Buddha in Glory
Center of all centers, core of cores,
almond self-enclosed, and growing sweet–
all this universe, to the furthest stars
all beyond them, is your flesh, your fruit.
Now you feel how nothing clings to you;
your vast shell reaches into endless space,
and there the rich, thick fluids rise and flow.
Illuminated in your infinite peace,
a billion stars go spinning through the night,
blazing high above your head.
But in you is the presence that
will be, when all the stars are dead.
– Rainer Maria Rilke –
(translated by Stephen Mitchell)
Photo: Buddha Statue in Rodin’s Garden, Meudon, France
Photograph from Georg Treu, ‘Bei Rodin’, in Kunst und Künstler 3 (1905)
Rilke wrote this poem inspired by a statue of the Buddha in the garden of the great sculptor Auguste Rodin. Rilke lived on Rodin’s estate in Meudon from September 1905 until spring 1906. In a letter to his wife, Clara Rilke-Westhoff, Rilke wrote: “Soon after dinner I retire, at half past eight am finally back in my cottage.
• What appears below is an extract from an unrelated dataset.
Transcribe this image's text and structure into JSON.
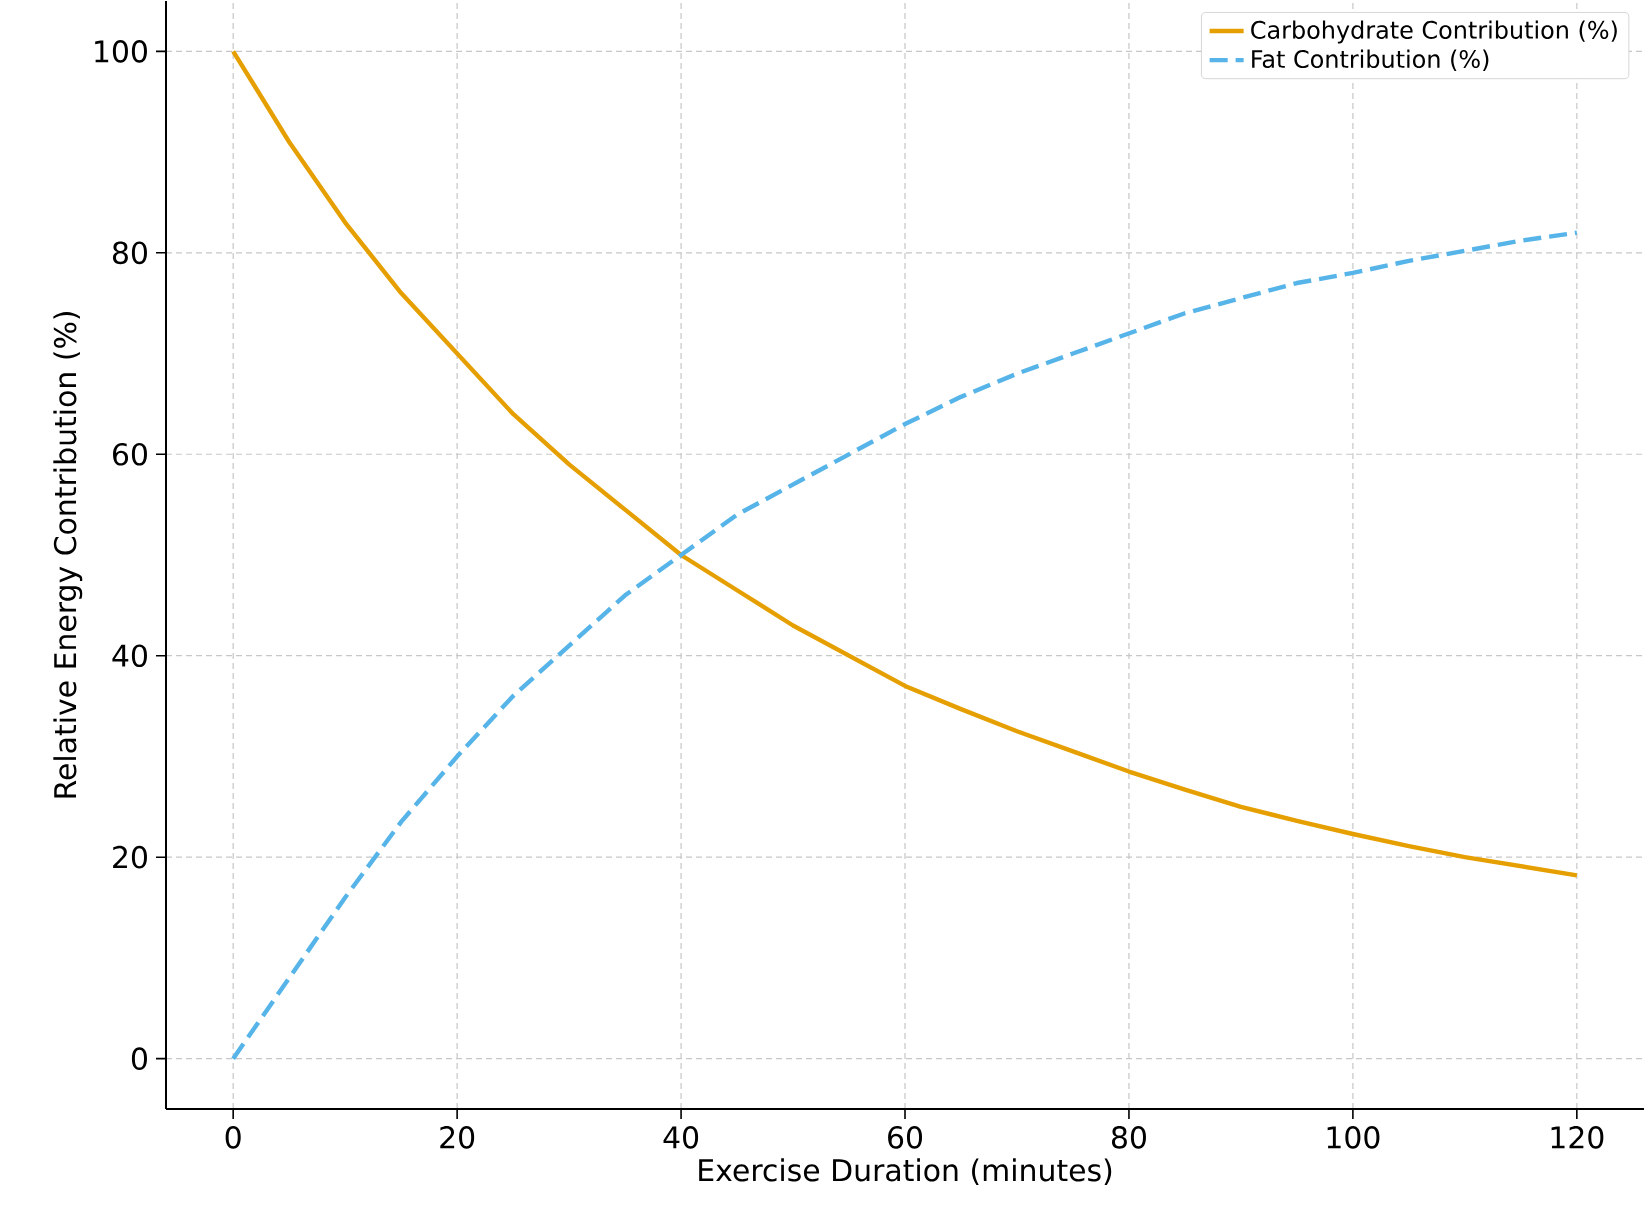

Then before me is the vast blossoming starry night, and below, in front of the window, the gravel path climbs a small hill, upon which, in tremendous silence, a Buddha-portrait rests, in quiet reticence imparting the unsayable containment of his gestures under all the skies of day and night. C’est le centre du monde, I said to Rodin. And then he looks at me so endearingly, in utter friendship. That is very fine and a great deal.”
–Rilke to Clara Rilke-Westhoff, Meudon, 20.09.1905. Rainer Maria Rilke, Auguste Rodin, Der Briefwechsel und andere Dokumente zu Rilkes Begegnung mit Rodin, ed. Rätus Luck, pp. 111-112.